Another approach is to enrich one KOS with the benefits of other types of KOS. For example, enriching typical thesauri with hierarchical structure would enable their use both for searching and for browsing. Moreover, empowering end users in searching collections of ever increasing magnitudes, with performance far exceeding plain free-text searching, and developing systems that not only find but also process information, requires far more powerful and complex KOS: thus enriching thesauri with the characteristics of ontologies would be highly beneficial in such applications.
The slow maintenance and updating of some KOS is an issue for end-users who cannot find new concepts and terms or who cannot find out how to use them because of outdated structures, hierarchies and similar. A major reason why updating has been slow is that it would require re-indexing and re-classification of existing collections, which implies expensive re-shelving in libraries; changing the structure would also cause problems for end-users as they would have to learn the new structures when browsing either online or in a physical collection.

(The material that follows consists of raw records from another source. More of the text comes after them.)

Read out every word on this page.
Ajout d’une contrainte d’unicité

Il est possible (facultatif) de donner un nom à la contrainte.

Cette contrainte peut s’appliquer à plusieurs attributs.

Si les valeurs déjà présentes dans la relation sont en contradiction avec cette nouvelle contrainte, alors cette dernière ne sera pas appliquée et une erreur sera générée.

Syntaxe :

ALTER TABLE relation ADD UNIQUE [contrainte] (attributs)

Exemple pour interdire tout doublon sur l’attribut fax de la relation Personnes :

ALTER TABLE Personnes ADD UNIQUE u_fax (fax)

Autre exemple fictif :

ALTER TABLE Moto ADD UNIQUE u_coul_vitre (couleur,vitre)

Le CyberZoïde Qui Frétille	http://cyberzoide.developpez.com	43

KOS do not simply represent the information, but also construct that information. For example, while existing classification schemes are intended to be universal, they are actually culturally specific (e.g. the Chinese Library Classification, BBK in the former Soviet Union). In the Dewey Decimal Classification, the most widespread classification system in the world, regional variants had to be introduced as a compromise. In KOS there persists a historical bias on the basis of gender, sexuality, race, age, ability, ethnicity, language and religion, which limits the representation of diversity and effective library service for diverse populations. Now used globally and in interoperable systems, the KOS should be restructured in order to address these issues in a modern context: this once again implies re-classification and re-indexing efforts which are expensive in themselves, and getting the end users to re-learn the KOS they have been used to.